White Dwarf was once great because the love of the hobby came through in every issue, so much so I could read an article about on a game system I didn’t play and still enjoy it.  It was innovative, a look behind the scenes for gamers, by gamers.  Perhaps most importantly, it was eye-candy.  Sure, you could see the most recent models painted in the Heavy Metal style, but there was no shortage of talented hobbyists featuring their unique creations, challenging one another to greatness.

How many of you remember Dave Taylor and John Shaffer in what I consider the heyday of the magazine?  Besides wondering how they had the time to paint so much, I’d spend hours studying the conversions and painting and composition and… you get the point.  It was different and unique.  It was inspiring.

Heavy Metal features amazing models painted at a high level of skill – but I’ve seen it.  It’s in the Codices / Codexes and the Army Books and so on, and this was before the widespread use of the Internet.

The current magazine is way too commercial.  It’s choked with advertisements not-so-cleverly touted as ‘sneak peeks,’ and… well, the Standard Bearer article.  And the standard Battle Report with the life just shaken out of it.

And I’m paying 10 bucks for the privilege?  It’s like inviting in the old ladies with the Bible tracks and expecting to discuss religion.

Nope.  They’ll discuss their religion.

And I’m paying 10 bucks for the privilege?

Here’s the kicker, folks:

You can get it all online for free.

You can get it all online for free!

*sigh*

I’m going to sell a T-Shirt:  Bloggers Do It Better.

So what can be done?  What would save my hobby dollars?

What Brent Considers Improvements

Cut back on the advertisements.  Cut out the ridiculous list of stores carrying GW products.  Your customers can find it online, no problem.

Expand the content online; you do it already, just simplify the method.  Have a White Dwarf dedicated site with additional material – you can link it back to the ridiculously overdone primary website.

Invite more reader input.  Your customers want to drool over the incredible army Joe Blow in Mississippi did.

The battle reports are a great feature, but they’re getting stale.  Change up the delivery.  Keep it simple in the mag then expand it online.

What happened to the Golden Daemon features?  Bring in worldwide content and, again, expand it online.

Let in-house hobbyists go nuts – give them four pages and free reign.  They know what we want better than we do.

Give us two or more pages of quality fluff each month, or a serial story.

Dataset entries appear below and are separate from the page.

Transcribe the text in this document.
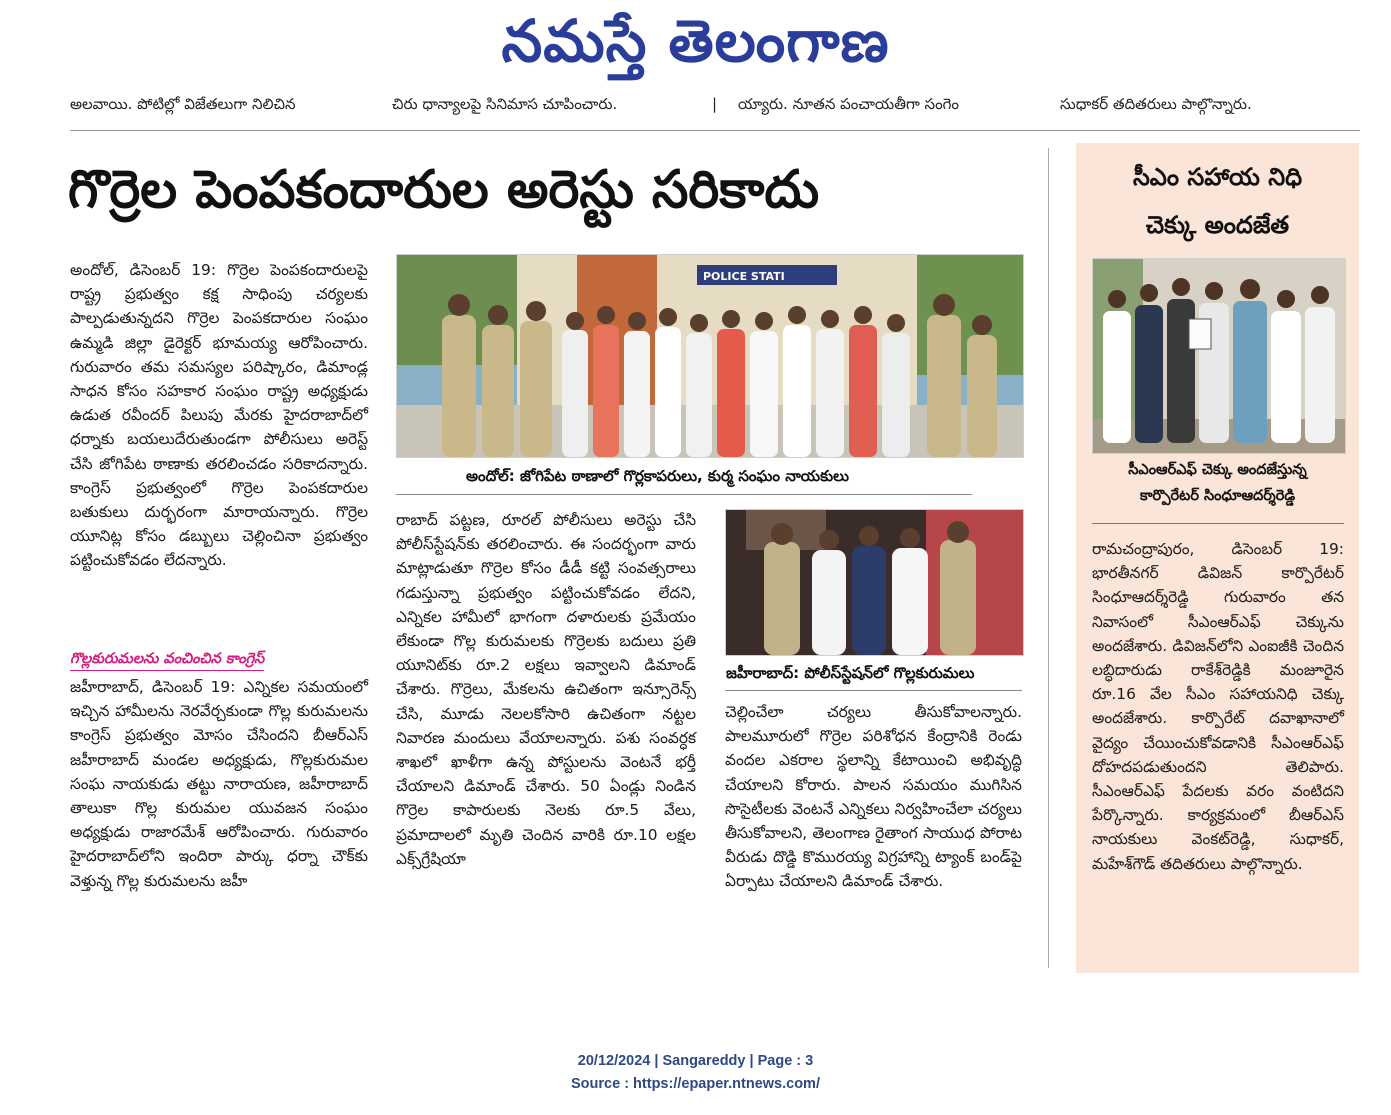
నమస్తే తెలంగాణ
అలవాయి. పోటిల్లో విజేతలుగా నిలిచిన	చిరు ధాన్యాలపై సినిమాస చూపించారు.	| య్యారు. నూతన పంచాయతీగా సంగెం	సుధాకర్ తదితరులు పాల్గొన్నారు.
గొర్రెల పెంపకందారుల అరెస్టు సరికాదు
POLICE STATI
అందోల్: జోగిపేట ఠాణాలో గొర్లకాపరులు, కుర్మ సంఘం నాయకులు
జహీరాబాద్: పోలీస్‌స్టేషన్‌లో గొల్లకురుమలు

అందోల్, డిసెంబర్ 19: గొర్రెల పెంపకందారులపై రాష్ట్ర ప్రభుత్వం కక్ష సాధింపు చర్యలకు పాల్పడుతున్నదని గొర్రెల పెంపకదారుల సంఘం ఉమ్మడి జిల్లా డైరెక్టర్ భూమయ్య ఆరోపించారు. గురువారం తమ సమస్యల పరిష్కారం, డిమాండ్ల సాధన కోసం సహకార సంఘం రాష్ట్ర అధ్యక్షుడు ఉడుత రవీందర్ పిలుపు మేరకు హైదరాబాద్‌లో ధర్నాకు బయలుదేరుతుండగా పోలీసులు అరెస్ట్ చేసి జోగిపేట ఠాణాకు తరలించడం సరికాదన్నారు. కాంగ్రెస్ ప్రభుత్వంలో గొర్రెల పెంపకదారుల బతుకులు దుర్భరంగా మారాయన్నారు. గొర్రెల యూనిట్ల కోసం డబ్బులు చెల్లించినా ప్రభుత్వం పట్టించుకోవడం లేదన్నారు.

గొల్లకురుమలను వంచించిన కాంగ్రెస్

జహీరాబాద్, డిసెంబర్ 19: ఎన్నికల సమయంలో ఇచ్చిన హామీలను నెరవేర్చకుండా గొల్ల కురుమలను కాంగ్రెస్ ప్రభుత్వం మోసం చేసిందని బీఆర్‌ఎస్ జహీరాబాద్ మండల అధ్యక్షుడు, గొల్లకురుమల సంఘ నాయకుడు తట్టు నారాయణ, జహీరాబాద్ తాలుకా గొల్ల కురుమల యువజన సంఘం అధ్యక్షుడు రాజారమేశ్ ఆరోపించారు. గురువారం హైదరాబాద్‌లోని ఇందిరా పార్కు ధర్నా చౌక్‌కు వెళ్తున్న గొల్ల కురుమలను జహీ

రాబాద్ పట్టణ, రూరల్ పోలీసులు అరెస్టు చేసి పోలీస్‌స్టేషన్‌కు తరలించారు. ఈ సందర్భంగా వారు మాట్లాడుతూ గొర్రెల కోసం డీడీ కట్టి సంవత్సరాలు గడుస్తున్నా ప్రభుత్వం పట్టించుకోవడం లేదని, ఎన్నికల హామీలో భాగంగా దళారులకు ప్రమేయం లేకుండా గొల్ల కురుమలకు గొర్రెలకు బదులు ప్రతి యూనిట్‌కు రూ.2 లక్షలు ఇవ్వాలని డిమాండ్ చేశారు. గొర్రెలు, మేకలను ఉచితంగా ఇన్సూరెన్స్ చేసి, మూడు నెలలకోసారి ఉచితంగా నట్టల నివారణ మందులు వేయాలన్నారు. పశు సంవర్ధక శాఖలో ఖాళీగా ఉన్న పోస్టులను వెంటనే భర్తీ చేయాలని డిమాండ్ చేశారు. 50 ఏండ్లు నిండిన గొర్రెల కాపారులకు నెలకు రూ.5 వేలు, ప్రమాదాలలో మృతి చెందిన వారికి రూ.10 లక్షల ఎక్స్‌గ్రేషియా

చెల్లించేలా చర్యలు తీసుకోవాలన్నారు. పాలమూరులో గొర్రెల పరిశోధన కేంద్రానికి రెండు వందల ఎకరాల స్థలాన్ని కేటాయించి అభివృద్ధి చేయాలని కోరారు. పాలన సమయం ముగిసిన సొసైటీలకు వెంటనే ఎన్నికలు నిర్వహించేలా చర్యలు తీసుకోవాలని, తెలంగాణ రైతాంగ సాయుధ పోరాట వీరుడు దొడ్డి కొమురయ్య విగ్రహాన్ని ట్యాంక్ బండ్‌పై ఏర్పాటు చేయాలని డిమాండ్ చేశారు.

సీఎం సహాయ నిధి
చెక్కు అందజేత
సీఎంఆర్‌ఎఫ్ చెక్కు అందజేస్తున్న
కార్పొరేటర్ సింధూఆదర్శ్‌రెడ్డి

రామచంద్రాపురం, డిసెంబర్ 19: భారతీనగర్ డివిజన్ కార్పొరేటర్ సింధూఆదర్శ్‌రెడ్డి గురువారం తన నివాసంలో సీఎంఆర్‌ఎఫ్ చెక్కును అందజేశారు. డివిజన్‌లోని ఎంఐజీకి చెందిన లబ్ధిదారుడు రాకేశ్‌రెడ్డికి మంజూరైన రూ.16 వేల సీఎం సహాయనిధి చెక్కు అందజేశారు. కార్పొరేట్ దవాఖానాలో వైద్యం చేయించుకోవడానికి సీఎంఆర్‌ఎఫ్ దోహదపడుతుందని తెలిపారు. సీఎంఆర్‌ఎఫ్ పేదలకు వరం వంటిదని పేర్కొన్నారు. కార్యక్రమంలో బీఆర్‌ఎస్ నాయకులు వెంకట్‌రెడ్డి, సుధాకర్, మహేశ్‌గౌడ్ తదితరులు పాల్గొన్నారు.

20/12/2024 | Sangareddy | Page : 3
Source : https://epaper.ntnews.com/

What about a monthly or quarterly narrative including scenarios and units?  Then invite the player base to contribute on their sites.

Let’s end it with this, my wish for Games Workshop: stop fighting the future.  Work with us online, not against us.  Acknowledge our contribution and we’ll be pathetically grateful.  We want to love you, White Dwarf!

It’s sad, really.

Well, here we are boys and girls, Unicorns and children of all ages… the end.

Except it isn’t!  It’s your turn, Oh Faithful Reader.  Do you agree or disagree?  Do you like the magazine?  Am I going too far?  What improvements would you advocate, and why?

Thoughts?  Comments?  Hugs and gropings?